What is the relationship between two definitions of Turing-computability of a partial function?

Question

When one wants to know that whether a partial function $f \colon \Sigma^{*} \supsetneq \mathrm{dom}(f) \rightarrow \Sigma^{*}$ is Turing-computable, there are two methods that I think they are both useful.

1. We can define a total function $\bar{f}$ such that $$ \bar{f}(x) = \left\{ \begin{aligned} &f(x),&x \in \mathrm{dom}(f) \\ &\bot,&x \not\in \mathrm{dom}(f) \\ \end{aligned} \right.$$ Thus, $f$ is Turing-computable if $\bar{f}$ is Turing-computable by a TM using $\bar{\Sigma} = \Sigma \cup \{ \bot \}$. (Some answers use this definition. see [1] and [2])

2. Let $M$ be a TM, and We say $f$ is Turing-computable by $M$ if $$M(x) = \left\{ \begin{aligned} &f(x),&& x \in \mathrm{dom}(f) \\ &\bot,&&x \not\in \mathrm{dom}(f) \\ \end{aligned} \right.$$ where $M(x) = \bot$ means that $M$ never halts on $x$. (This definition is introduced in my books.)

These two definitions are not equivalent, since $M$ can computes some functions whose domain is Turing-recognizable instead of Turing-decidable in sense of definition 2.

I want know that is the definition 2 more powerful?

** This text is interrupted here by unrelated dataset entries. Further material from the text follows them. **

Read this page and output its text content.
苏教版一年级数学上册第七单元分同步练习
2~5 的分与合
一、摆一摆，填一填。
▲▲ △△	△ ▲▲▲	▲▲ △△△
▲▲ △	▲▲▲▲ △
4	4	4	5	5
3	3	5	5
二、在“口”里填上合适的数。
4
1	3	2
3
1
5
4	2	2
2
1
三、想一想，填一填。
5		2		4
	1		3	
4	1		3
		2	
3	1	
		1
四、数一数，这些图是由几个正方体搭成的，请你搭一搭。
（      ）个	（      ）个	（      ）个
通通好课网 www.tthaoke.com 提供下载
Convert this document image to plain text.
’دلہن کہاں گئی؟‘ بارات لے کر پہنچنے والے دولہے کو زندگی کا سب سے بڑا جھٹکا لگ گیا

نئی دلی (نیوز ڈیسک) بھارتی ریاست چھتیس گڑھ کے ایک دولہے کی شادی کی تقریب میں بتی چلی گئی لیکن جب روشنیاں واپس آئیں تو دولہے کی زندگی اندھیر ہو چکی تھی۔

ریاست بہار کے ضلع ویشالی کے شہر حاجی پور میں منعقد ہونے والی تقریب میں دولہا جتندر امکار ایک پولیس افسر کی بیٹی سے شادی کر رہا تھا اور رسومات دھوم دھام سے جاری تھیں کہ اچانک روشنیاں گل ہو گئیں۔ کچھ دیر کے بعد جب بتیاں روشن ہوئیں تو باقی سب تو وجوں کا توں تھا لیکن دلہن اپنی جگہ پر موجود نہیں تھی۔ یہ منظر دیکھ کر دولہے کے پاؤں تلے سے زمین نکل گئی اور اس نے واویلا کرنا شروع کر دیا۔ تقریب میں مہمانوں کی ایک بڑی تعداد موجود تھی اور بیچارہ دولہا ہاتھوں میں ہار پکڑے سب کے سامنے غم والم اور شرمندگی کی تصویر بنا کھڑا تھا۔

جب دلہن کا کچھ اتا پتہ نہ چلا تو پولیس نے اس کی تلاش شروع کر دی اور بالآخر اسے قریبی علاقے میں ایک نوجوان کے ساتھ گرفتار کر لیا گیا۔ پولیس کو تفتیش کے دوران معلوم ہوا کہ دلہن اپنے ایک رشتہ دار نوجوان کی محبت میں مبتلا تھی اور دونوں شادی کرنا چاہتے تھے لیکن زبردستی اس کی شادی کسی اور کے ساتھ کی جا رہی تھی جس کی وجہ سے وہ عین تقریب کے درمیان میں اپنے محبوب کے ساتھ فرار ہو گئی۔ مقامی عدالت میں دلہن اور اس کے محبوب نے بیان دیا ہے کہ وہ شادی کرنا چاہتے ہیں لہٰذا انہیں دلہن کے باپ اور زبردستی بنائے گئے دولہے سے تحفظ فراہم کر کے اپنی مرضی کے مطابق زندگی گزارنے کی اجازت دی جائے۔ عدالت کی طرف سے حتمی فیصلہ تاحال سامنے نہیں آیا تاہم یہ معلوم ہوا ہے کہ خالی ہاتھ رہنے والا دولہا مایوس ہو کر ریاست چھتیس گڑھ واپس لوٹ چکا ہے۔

In another word, if $f$ is Turing-computable in sense of definition 1, can we prove that it is also Turing-computable in sense of definition 2?

Answer 1

Definition 1 is incorrect. It does not define the notion of partial computable function correctly. Definition 2 is correct.

Proposition: A partial function $f$ is computable according to your definition 1 if, and only if, it is a partial computable function whose domain $\mathrm{dom}(f)$ is a computably decidable set.

Proof. Suppose $f$ is computable according to definition 1. Then for every $n \in \mathbb{N}$, we have $n \in \mathrm{dom}(f)$ if, and only if, $\bar{f}(n) \neq \bot$. So we can decide whether $n \in \mathrm{dom}(f)$.

Conversely, suppose $f$ is a partial computable function whose domain $\mathrm{dom}(f)$ is decidable. Then $\bar{f}$ is computable because we can compute it like this: given input $n$, if $n \in \mathrm{dom}(f)$ then output $\bot$, otherwise output $f(n)$. $\Box$

Answer 2

I am not sure why you think that Definition 2 could be more powerful. If one of the two is more powerful, then it's Definition 1 and in this case, I actually think that Definition 1 is more powerful.

If you have a Turing Machine M which computes a total function, it also means that M halts on all inputs. In your Definition 1, M would then never use the bottom symbol (sorry, I can't figure out how to type it!) except when processing one of the undefined inputs. Then you could simply modify such a Turing Machine to always check before terminating whether the output would be the bottom symbol or not, and in the latter case, to just run forever. Then the new Turing Machine would be exactly as needed in Definition 2.

The other direction on the other hand, is impossible. Just take any semi-decidable problem which is not decidable, for example the epsilon halting problem (the problem to decide whether a given Turing Machine holds on the empty word). There you have a Turing Machine which exactly computes the partial function which maps each halting Turing Machine to 1 and any other Turing Machine to that bottom symbol. But there is no total computable function which maps each halting Turing Machine to 1 and any other to the bottom symbol or any other symbol distinct from 1.